"Interatividade e imagem são marcantes, mas não imitem na internet o que vocês vêem na TV. Multimídia não é TV"
De Randy Covington, no Congresso Brasileiro de Jornais

27/11/2007 19:38

De quem já viveu na própria carne

O texto abaixo tece comentários e faz recomendações sobre o caso das acusações a Luc Mark Depensaz. Em função de sua biografia, o autor foi forçado a tornar-se um especialista no tema.

“Prezado Mario Vitor,

Vi suas colunas sobre o linchamento do funcionário de banco suíço, reproduzido no Observatório da Imprensa.
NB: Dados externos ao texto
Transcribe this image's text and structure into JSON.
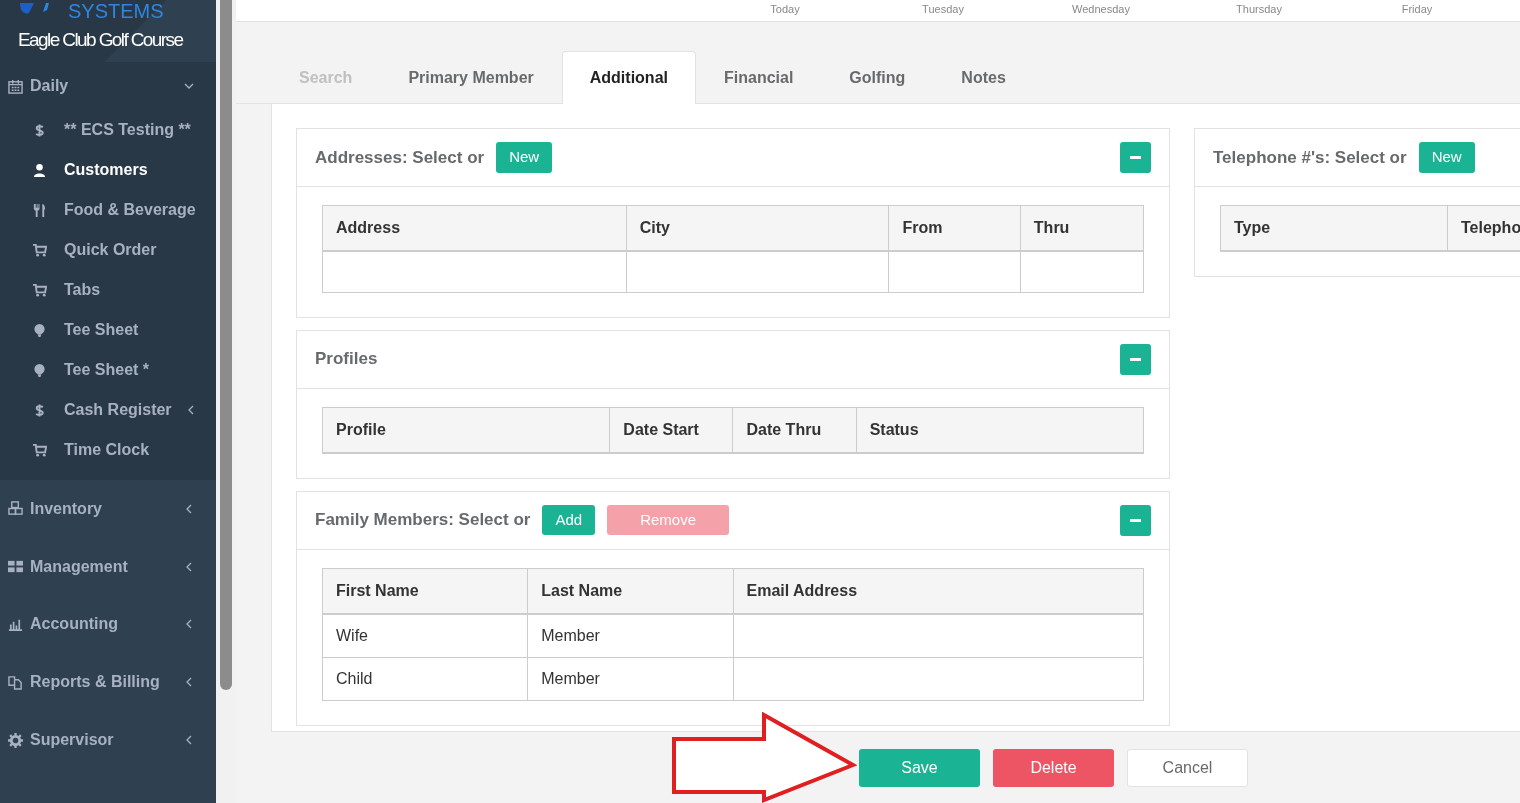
{
  "sidebar": {
    "brand": "SYSTEMS",
    "club_name": "Eagle Club Golf Course",
    "groups": [
      {
        "label": "Daily",
        "expanded": true,
        "items": [
          {
            "label": "** ECS Testing **",
            "selected": false,
            "has_submenu": false
          },
          {
            "label": "Customers",
            "selected": true,
            "has_submenu": false
          },
          {
            "label": "Food & Beverage",
            "selected": false,
            "has_submenu": false
          },
          {
            "label": "Quick Order",
            "selected": false,
            "has_submenu": false
          },
          {
            "label": "Tabs",
            "selected": false,
            "has_submenu": false
          },
          {
            "label": "Tee Sheet",
            "selected": false,
            "has_submenu": false
          },
          {
            "label": "Tee Sheet *",
            "selected": false,
            "has_submenu": false
          },
          {
            "label": "Cash Register",
            "selected": false,
            "has_submenu": true
          },
          {
            "label": "Time Clock",
            "selected": false,
            "has_submenu": false
          }
        ]
      },
      {
        "label": "Inventory",
        "expanded": false
      },
      {
        "label": "Management",
        "expanded": false
      },
      {
        "label": "Accounting",
        "expanded": false
      },
      {
        "label": "Reports & Billing",
        "expanded": false
      },
      {
        "label": "Supervisor",
        "expanded": false
      }
    ]
  },
  "week_days": [
    "Today",
    "Tuesday",
    "Wednesday",
    "Thursday",
    "Friday"
  ],
  "tabs": [
    {
      "label": "Search",
      "selected": false,
      "disabled": true
    },
    {
      "label": "Primary Member",
      "selected": false,
      "disabled": false
    },
    {
      "label": "Additional",
      "selected": true,
      "disabled": false
    },
    {
      "label": "Financial",
      "selected": false,
      "disabled": false
    },
    {
      "label": "Golfing",
      "selected": false,
      "disabled": false
    },
    {
      "label": "Notes",
      "selected": false,
      "disabled": false
    }
  ],
  "left_panels": [
    {
      "title": "Addresses: Select or",
      "buttons": [
        {
          "label": "New",
          "kind": "success",
          "disabled": false
        }
      ],
      "columns": [
        "Address",
        "City",
        "From",
        "Thru"
      ],
      "blank_row": true
    },
    {
      "title": "Profiles",
      "columns": [
        "Profile",
        "Date Start",
        "Date Thru",
        "Status"
      ]
    },
    {
      "title": "Family Members: Select or",
      "buttons": [
        {
          "label": "Add",
          "kind": "success",
          "disabled": false
        },
        {
          "label": "Remove",
          "kind": "danger",
          "disabled": true
        }
      ],
      "columns": [
        "First Name",
        "Last Name",
        "Email Address"
      ],
      "rows": [
        [
          "Wife",
          "Member"
        ],
        [
          "Child",
          "Member"
        ]
      ]
    }
  ],
  "right_panels": [
    {
      "title": "Telephone #'s: Select or",
      "buttons": [
        {
          "label": "New",
          "kind": "success",
          "disabled": false
        }
      ],
      "columns": [
        "Type",
        "Telepho"
      ]
    }
  ],
  "actions": [
    {
      "label": "Save",
      "kind": "save"
    },
    {
      "label": "Delete",
      "kind": "delete"
    },
    {
      "label": "Cancel",
      "kind": "cancel"
    }
  ]
}
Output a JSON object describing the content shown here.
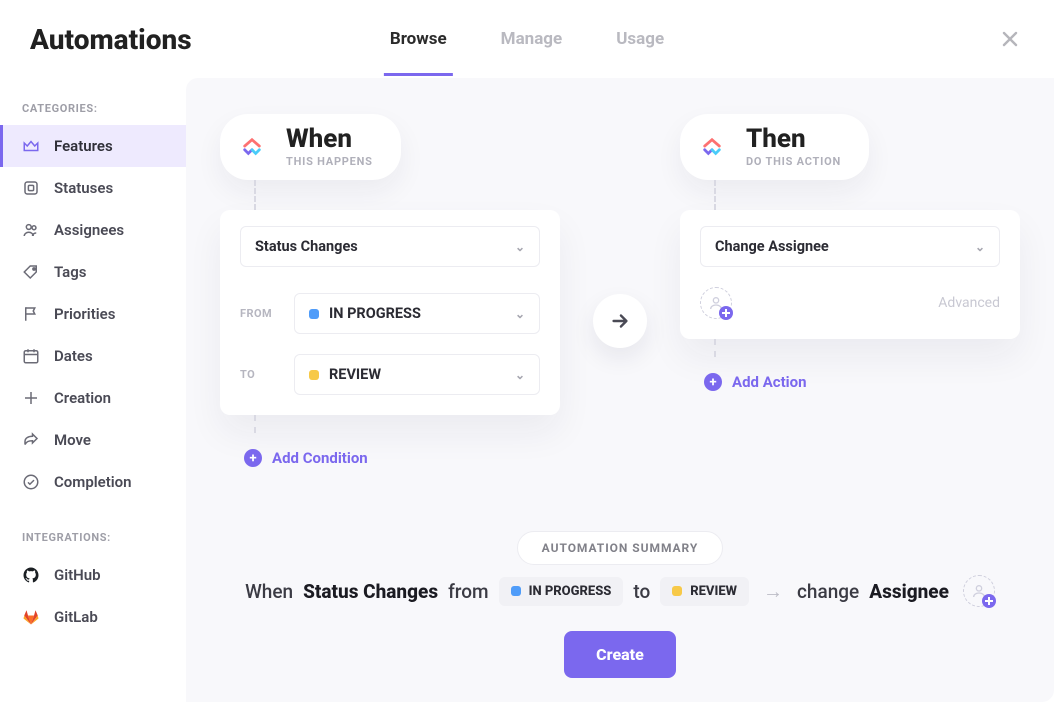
{
  "header": {
    "title": "Automations",
    "tabs": [
      "Browse",
      "Manage",
      "Usage"
    ],
    "active_tab": 0
  },
  "sidebar": {
    "categories_heading": "CATEGORIES:",
    "integrations_heading": "INTEGRATIONS:",
    "items": [
      {
        "label": "Features"
      },
      {
        "label": "Statuses"
      },
      {
        "label": "Assignees"
      },
      {
        "label": "Tags"
      },
      {
        "label": "Priorities"
      },
      {
        "label": "Dates"
      },
      {
        "label": "Creation"
      },
      {
        "label": "Move"
      },
      {
        "label": "Completion"
      }
    ],
    "integrations": [
      {
        "label": "GitHub"
      },
      {
        "label": "GitLab"
      }
    ]
  },
  "when": {
    "title": "When",
    "subtitle": "THIS HAPPENS",
    "trigger": "Status Changes",
    "from_label": "FROM",
    "to_label": "TO",
    "from_status": {
      "name": "IN PROGRESS",
      "color": "#4f9cf9"
    },
    "to_status": {
      "name": "REVIEW",
      "color": "#f7c948"
    },
    "add_condition": "Add Condition"
  },
  "then": {
    "title": "Then",
    "subtitle": "DO THIS ACTION",
    "action": "Change Assignee",
    "advanced": "Advanced",
    "add_action": "Add Action"
  },
  "summary": {
    "heading": "AUTOMATION SUMMARY",
    "w_when": "When",
    "w_trigger": "Status Changes",
    "w_from": "from",
    "w_to": "to",
    "w_change": "change",
    "w_assignee": "Assignee",
    "create": "Create"
  },
  "colors": {
    "accent": "#7b68ee"
  }
}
Por favor, perdoe o inglês, que você provavelmente lê com mais facilidade do que eu posso escrever em português.

A imprensa brasileira ama esconder-se atrás da polícia, e a Lei de Imprensa tem uma cláusula que sugere que a imprensa pode alegar que está apenas reportando a notícia se esta tem “uma fonte oficial que pode ser identificada” ou coisa assim. Fontes oficiais são declaradas confiáveis por lei.

A liberdade de imprensa, é claro, está baseada na verdade óbvia de que fontes oficiais não são, na verdade, confiáveis. Se fossem, não precisaríamos de uma imprensa livre.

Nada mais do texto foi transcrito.